Abstract Search

ISEF | Projects Database | Finalist Abstract

Back to Search Results | Print PDF

Application of K-Means and Hierarchical Agglomerative Machine Learning Algorithms to Cluster Wolbachia Genomes based on Host Organism's Phylum

Booth Id:
CBIO042

Category:
Computational Biology and Bioinformatics

Year:
2021

Finalist Names:
Lee, Sean (School: Loomis Chaffee School)

Abstract:
Wolbachia, a species of endosymbiotic intracellular bacteria found in a diverse set of species, is most notable for its role in vector control strategies to reduce the spread of diseases that are transmitted by mosquitoes, such as malaria and Dengue fever. Despite this significance in disease prevention and decades of research, the exact mechanism of Wolbachia’s parasitism at the genomic level is not fully understood. Searching for patterns in Wolbachia’s genome sequence with machine learning algorithms may offer insight into its mode of action. This project utilizes both the k-means and hierarchical agglomerative clustering machine learning algorithms to explore how Wolbachia’s genome sequence is influenced by its host organism’s phylum. From the NCBI database, Wolbachia genomes from both arthropod and nematode hosts were collected then preprocessed to create a composition matrix of 5-mer frequency counts.

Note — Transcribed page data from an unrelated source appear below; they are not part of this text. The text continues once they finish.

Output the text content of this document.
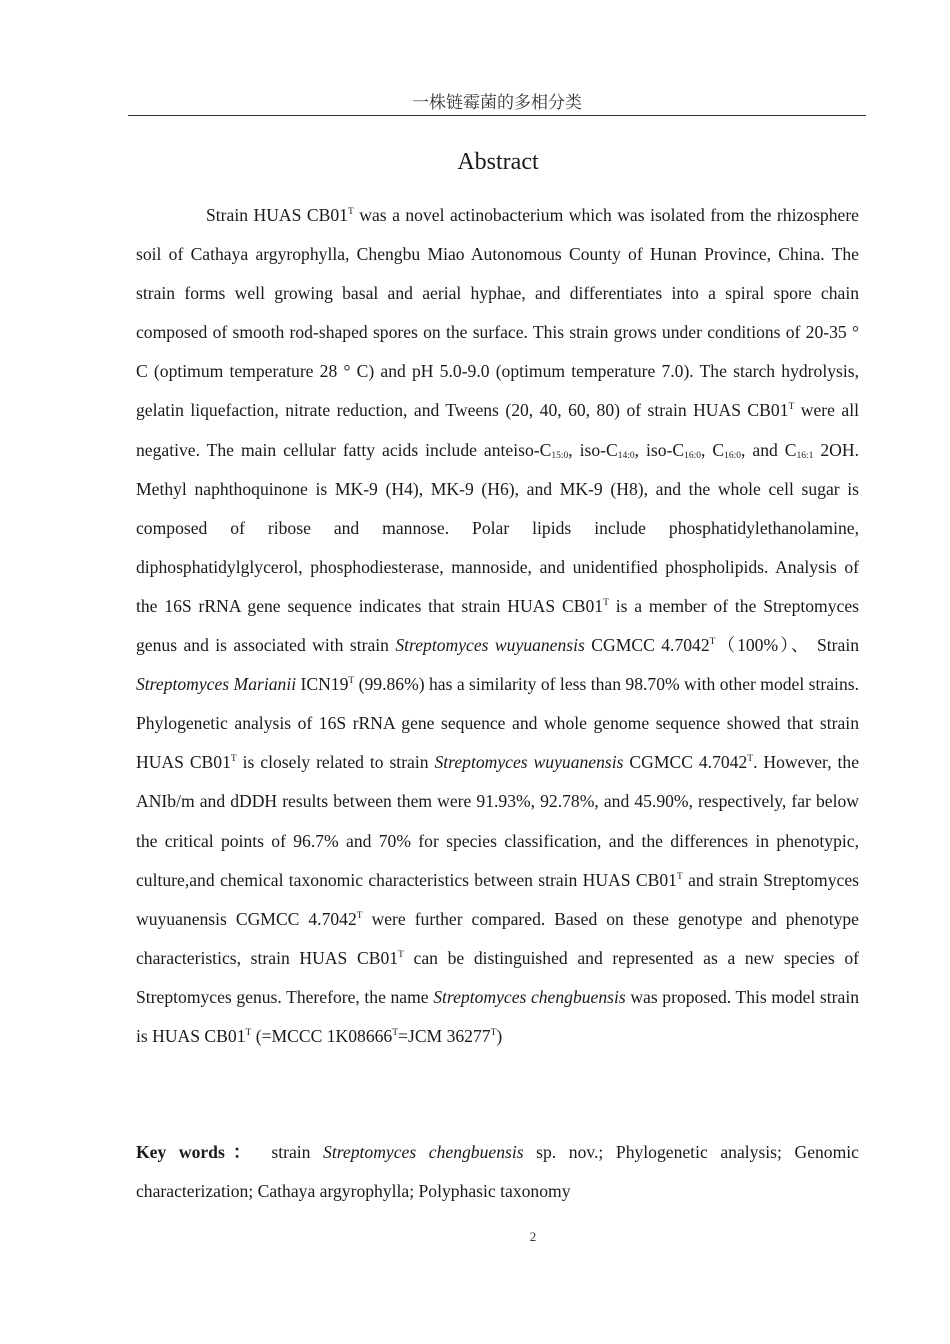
一株链霉菌的多相分类
Abstract

Strain HUAS $CB01^T$ was a novel actinobacterium which was isolated from the rhizosphere soil of Cathaya argyrophylla, Chengbu Miao Autonomous County of Hunan Province, China. The strain forms well growing basal and aerial hyphae, and differentiates into a spiral spore chain composed of smooth rod-shaped spores on the surface. This strain grows under conditions of 20-35 ° C (optimum temperature 28 ° C) and pH 5.0-9.0 (optimum temperature 7.0). The starch hydrolysis, gelatin liquefaction, nitrate reduction, and Tweens (20, 40, 60, 80) of strain HUAS $CB01^T$ were all negative. The main cellular fatty acids include anteiso-$C_{15:0}$, iso-$C_{14:0}$, iso-$C_{16:0}$, $C_{16:0}$, and $C_{16:1}$ 2OH. Methyl naphthoquinone is MK-9 (H4), MK-9 (H6), and MK-9 (H8), and the whole cell sugar is composed of ribose and mannose. Polar lipids include phosphatidylethanolamine, diphosphatidylglycerol, phosphodiesterase, mannoside, and unidentified phospholipids. Analysis of the 16S rRNA gene sequence indicates that strain HUAS $CB01^T$ is a member of the Streptomyces genus and is associated with strain Streptomyces wuyuanensis CGMCC $4.7042^T(100\%)$、 Strain Streptomyces Marianii $ICN19^T$ (99.86%) has a similarity of less than 98.70% with other model strains. Phylogenetic analysis of 16S rRNA gene sequence and whole genome sequence showed that strain HUAS $CB01^T$ is closely related to strain Streptomyces wuyuanensis CGMCC $4.7042^T$. However, the ANIb/m and dDDH results between them were 91.93%, 92.78%, and 45.90%, respectively, far below the critical points of 96.7% and 70% for species classification, and the differences in phenotypic, culture,and chemical taxonomic characteristics between strain HUAS $CB01^T$ and strain Streptomyces wuyuanensis CGMCC $4.7042^T$ were further compared. Based on these genotype and phenotype characteristics, strain HUAS $CB01^T$ can be distinguished and represented as a new species of Streptomyces genus. Therefore, the name Streptomyces chengbuensis was proposed. This model strain is HUAS $CB01^T$ (=MCCC $1K08666^T=JCM$ $36277^T$)

Key words： strain Streptomyces chengbuensis sp. nov.; Phylogenetic analysis; Genomic characterization; Cathaya argyrophylla; Polyphasic taxonomy
2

Cluster analysis was performed on this data and was visualized using Voronoi diagrams and dendrograms, both of which showed stark clusters of genomes organized by the host organism’s phylum with a high accuracy of 88.5%. These findings indicate a strong correlation between Wolbachia genomes and its host, suggesting that Wolbachia species adapt their genetic sequence based on its host organism’s phylum, and thus play differing symbiotic roles. This result is promising in enhancing the understanding of Wolbachia’s parasitic mechanism and also offers potential future studies, such as searching for the specific genes that differ for Wolbachia in the various hosts and discovering other beneficial applications of Wolbachia outside the field of disease prevention.